Yapay Resifler ve Habitat Restorasyonu
Geleneksel beton resiflere ek olarak, 3D baskı teknolojisi ile mercanlara ve diğer deniz canlılarına özgü, biyolojik olarak uyumlu karmaşık yapılar oluşturulabilir. Bu akıllı resifler, eriyen mercan resiflerini restore etmek ve yeni habitatlar yaratmak için kullanılır. Restorasyon çalışmalarında, mikro parçalanma (micro-fragmentation) gibi yenilikçi tekniklerle mercanların daha hızlı büyümesi sağlanabilir.
Otonom Gözlem ve Veri Toplama
Deniz altı ortamının sürekli izlenmesi, sorunlara anında müdahale edebilmek için hayati önemde. Robotik Denizaltılar (ROV’lar) ve Otonom Sualtı Araçları (AUV’ler), YZ tabanlı algılama sistemleriyle donatılmıştır. Deniz tabanını haritalayabilir, kirlilik seviyelerini ölçebilir, kaçak avlanmayı tespit edebilir ve hassas türlerin popülasyon dinamiklerini invazif olmayan bir şekilde izleyebilirler.
E-DNA (Çevresel DNA) Teknolojisiyle ise bir bölgedeki su örneklerinden alınan DNA’lar analiz edilerek o alanda yaşayan tüm türler hızla ve düşük maliyetle belirlenebilir. Bu, biyoçeşitlilik envanterini çıkarmak ve türlerin dağılımını izlemek için devrim niteliğinde bir araç.
Deniz Kirliliği Temizleme Sistemleri
Denizdeki yüzen plastik atıkları ve mikroplastikleri toplamak için deniz yüzeyinde ve altındaki otonom temizlik platformları geliştiriliyor bir süredir. Bu sistemler, deniz akıntılarını modelleyen YZ algoritmaları sayesinde atık birikiminin yoğun olduğu alanları hedefleyerek maksimum verimle çalışabiliyor.
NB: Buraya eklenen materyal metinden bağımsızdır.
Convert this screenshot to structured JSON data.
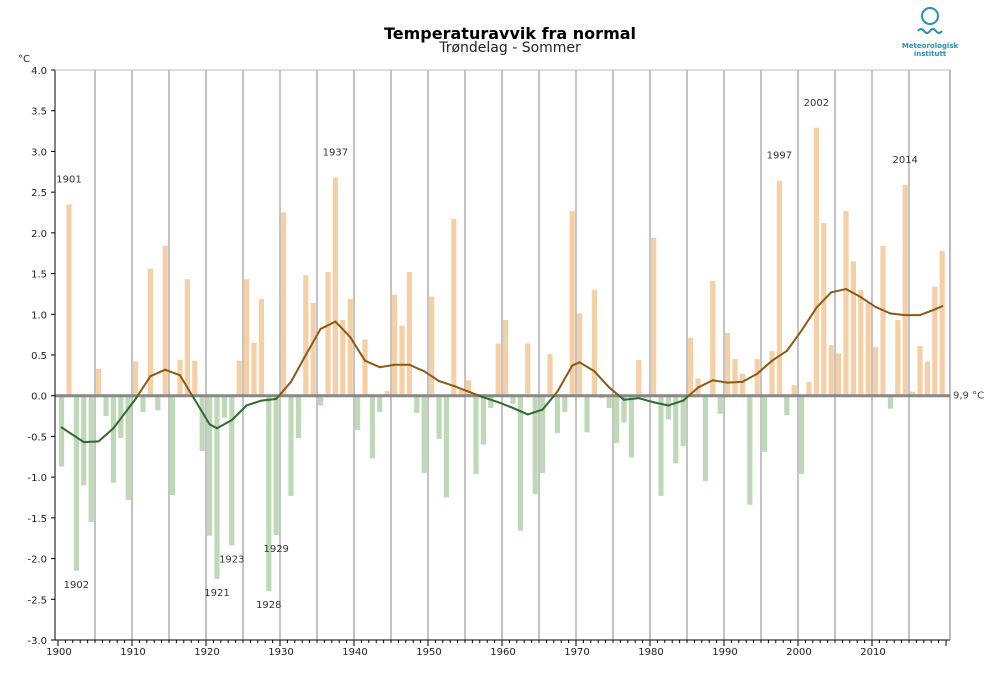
{
  "chart_data": {
    "type": "bar",
    "title": "Temperaturavvik fra normal",
    "subtitle": "Trøndelag - Sommer",
    "y_unit": "°C",
    "baseline_label": "9,9 °C",
    "ylim": [
      -3.0,
      4.0
    ],
    "xlim": [
      1900,
      2020
    ],
    "yticks": [
      -3.0,
      -2.5,
      -2.0,
      -1.5,
      -1.0,
      -0.5,
      0.0,
      0.5,
      1.0,
      1.5,
      2.0,
      2.5,
      3.0,
      3.5,
      4.0
    ],
    "ytick_labels": [
      "-3.0",
      "-2.5",
      "-2.0",
      "-1.5",
      "-1.0",
      "-0.5",
      "0.0",
      "0.5",
      "1.0",
      "1.5",
      "2.0",
      "2.5",
      "3.0",
      "3.5",
      "4.0"
    ],
    "xticks": [
      1900,
      1910,
      1920,
      1930,
      1940,
      1950,
      1960,
      1970,
      1980,
      1990,
      2000,
      2010
    ],
    "grid": "vertical lines every 5 years",
    "colors": {
      "positive": "#f5cfa6",
      "negative": "#bfd8b8",
      "smooth_positive": "#8b5a14",
      "smooth_negative": "#2e6b2e",
      "baseline": "#888888"
    },
    "years": [
      1900,
      1901,
      1902,
      1903,
      1904,
      1905,
      1906,
      1907,
      1908,
      1909,
      1910,
      1911,
      1912,
      1913,
      1914,
      1915,
      1916,
      1917,
      1918,
      1919,
      1920,
      1921,
      1922,
      1923,
      1924,
      1925,
      1926,
      1927,
      1928,
      1929,
      1930,
      1931,
      1932,
      1933,
      1934,
      1935,
      1936,
      1937,
      1938,
      1939,
      1940,
      1941,
      1942,
      1943,
      1944,
      1945,
      1946,
      1947,
      1948,
      1949,
      1950,
      1951,
      1952,
      1953,
      1954,
      1955,
      1956,
      1957,
      1958,
      1959,
      1960,
      1961,
      1962,
      1963,
      1964,
      1965,
      1966,
      1967,
      1968,
      1969,
      1970,
      1971,
      1972,
      1973,
      1974,
      1975,
      1976,
      1977,
      1978,
      1979,
      1980,
      1981,
      1982,
      1983,
      1984,
      1985,
      1986,
      1987,
      1988,
      1989,
      1990,
      1991,
      1992,
      1993,
      1994,
      1995,
      1996,
      1997,
      1998,
      1999,
      2000,
      2001,
      2002,
      2003,
      2004,
      2005,
      2006,
      2007,
      2008,
      2009,
      2010,
      2011,
      2012,
      2013,
      2014,
      2015,
      2016,
      2017,
      2018,
      2019
    ],
    "values": [
      -0.87,
      2.35,
      -2.15,
      -1.1,
      -1.55,
      0.33,
      -0.25,
      -1.07,
      -0.52,
      -1.28,
      0.42,
      -0.2,
      1.56,
      -0.18,
      1.84,
      -1.22,
      0.44,
      1.43,
      0.43,
      -0.68,
      -1.72,
      -2.25,
      -0.27,
      -1.84,
      0.43,
      1.43,
      0.65,
      1.19,
      -2.4,
      -1.71,
      2.25,
      -1.23,
      -0.52,
      1.48,
      1.14,
      -0.12,
      1.52,
      2.68,
      0.93,
      1.19,
      -0.42,
      0.69,
      -0.77,
      -0.2,
      0.06,
      1.24,
      0.86,
      1.52,
      -0.21,
      -0.95,
      1.22,
      -0.53,
      -1.25,
      2.17,
      0.08,
      0.19,
      -0.96,
      -0.6,
      -0.15,
      0.64,
      0.93,
      -0.1,
      -1.66,
      0.64,
      -1.21,
      -0.95,
      0.51,
      -0.46,
      -0.2,
      2.27,
      1.01,
      -0.45,
      1.3,
      -0.03,
      -0.15,
      -0.58,
      -0.33,
      -0.76,
      0.44,
      -0.03,
      1.94,
      -1.23,
      -0.29,
      -0.83,
      -0.62,
      0.71,
      0.21,
      -1.05,
      1.41,
      -0.22,
      0.77,
      0.45,
      0.27,
      -1.34,
      0.45,
      -0.69,
      0.55,
      2.64,
      -0.24,
      0.13,
      -0.96,
      0.17,
      3.29,
      2.12,
      0.62,
      0.52,
      2.27,
      1.65,
      1.3,
      1.14,
      0.6,
      1.84,
      -0.16,
      0.93,
      2.59,
      0.05,
      0.61,
      0.42,
      1.34,
      1.78
    ],
    "smooth": [
      [
        1900,
        -0.39
      ],
      [
        1903,
        -0.57
      ],
      [
        1905,
        -0.56
      ],
      [
        1907,
        -0.4
      ],
      [
        1910,
        -0.04
      ],
      [
        1912,
        0.24
      ],
      [
        1914,
        0.32
      ],
      [
        1916,
        0.25
      ],
      [
        1918,
        -0.05
      ],
      [
        1920,
        -0.35
      ],
      [
        1921,
        -0.4
      ],
      [
        1923,
        -0.3
      ],
      [
        1925,
        -0.12
      ],
      [
        1927,
        -0.06
      ],
      [
        1929,
        -0.04
      ],
      [
        1931,
        0.17
      ],
      [
        1933,
        0.5
      ],
      [
        1935,
        0.82
      ],
      [
        1937,
        0.91
      ],
      [
        1939,
        0.72
      ],
      [
        1941,
        0.43
      ],
      [
        1943,
        0.35
      ],
      [
        1945,
        0.38
      ],
      [
        1947,
        0.38
      ],
      [
        1949,
        0.3
      ],
      [
        1951,
        0.18
      ],
      [
        1953,
        0.12
      ],
      [
        1955,
        0.05
      ],
      [
        1957,
        -0.02
      ],
      [
        1959,
        -0.08
      ],
      [
        1961,
        -0.15
      ],
      [
        1963,
        -0.23
      ],
      [
        1965,
        -0.17
      ],
      [
        1967,
        0.05
      ],
      [
        1969,
        0.37
      ],
      [
        1970,
        0.41
      ],
      [
        1972,
        0.3
      ],
      [
        1974,
        0.1
      ],
      [
        1976,
        -0.05
      ],
      [
        1978,
        -0.03
      ],
      [
        1980,
        -0.08
      ],
      [
        1982,
        -0.12
      ],
      [
        1984,
        -0.06
      ],
      [
        1986,
        0.1
      ],
      [
        1988,
        0.19
      ],
      [
        1990,
        0.16
      ],
      [
        1992,
        0.17
      ],
      [
        1994,
        0.27
      ],
      [
        1996,
        0.43
      ],
      [
        1998,
        0.55
      ],
      [
        2000,
        0.8
      ],
      [
        2002,
        1.08
      ],
      [
        2004,
        1.27
      ],
      [
        2006,
        1.31
      ],
      [
        2008,
        1.21
      ],
      [
        2010,
        1.09
      ],
      [
        2012,
        1.01
      ],
      [
        2014,
        0.99
      ],
      [
        2016,
        0.99
      ],
      [
        2018,
        1.06
      ],
      [
        2019,
        1.1
      ]
    ],
    "annotations": [
      {
        "label": "1901",
        "year": 1901,
        "value": 2.35
      },
      {
        "label": "1902",
        "year": 1902,
        "value": -2.15
      },
      {
        "label": "1921",
        "year": 1921,
        "value": -2.25
      },
      {
        "label": "1923",
        "year": 1923,
        "value": -1.84
      },
      {
        "label": "1928",
        "year": 1928,
        "value": -2.4
      },
      {
        "label": "1929",
        "year": 1929,
        "value": -1.71
      },
      {
        "label": "1937",
        "year": 1937,
        "value": 2.68
      },
      {
        "label": "1997",
        "year": 1997,
        "value": 2.64
      },
      {
        "label": "2002",
        "year": 2002,
        "value": 3.29
      },
      {
        "label": "2014",
        "year": 2014,
        "value": 2.59
      }
    ]
  },
  "logo": {
    "icon": "met-logo-icon",
    "line1": "Meteorologisk",
    "line2": "institutt",
    "color": "#2a8fb0"
  }
}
Biyolojik Çözümler ve Yenilenebilir Enerji
Eğitim ve Küresel İşbirliği
Kamuoyu Bilinçlendirme
Eğitim kampanyaları ile de deniz ekosistemlerinin önemi ve bireysel sorumluluklar konusunda farkındalık artırılmalıdır. Sanat ve Sanal Gerçeklik (VR) teknolojileri, deniz altı dünyasını insanlara ulaştırarak empati kurmayı kolaylaştırabilir.
Uluslararası İşbirlikleri de önemli. Denizler ulusal sınırlarla sınırlı değildir. Bir ülkenin kendi münhasır ekonomik bölgesindeki çabaları, komşu ülkelerle bilgi paylaşımı, ortak izleme programları ve sınır aşan kirlilikle mücadele anlaşmaları ile desteklenmelidir.
Deniz yaşamını korumak, sadece çevresel bir görev değil, aynı zamanda ekonomik ve sosyal bir zorunluluktur. Bir ülke, güçlü bir yasal çerçeveyi yeni nesil teknolojilerle (YZ, Robotik, E-DNA, 3D Baskı) entegre ettiğinde, deniz ekosistemlerinin üzerindeki baskıyı azaltabilir ve deniz canlılığını aktif olarak artırabilir. Bu bütünleşik ve ileri görüşlü yaklaşım, denizlerimizi gelecek nesiller için sağlıklı, üretken ve canlı tutmanın tek yoludur.
Mavi ekonominin sürdürülebilirliği, denizlerimize gösterdiğimiz özenle doğrudan ilişkilidir.
Mavi güzeldir, deniz güzeldir, ekosistemindeki canlılarla ve ekoçevresiyle dost yaşamaya çalışan insan da öyle.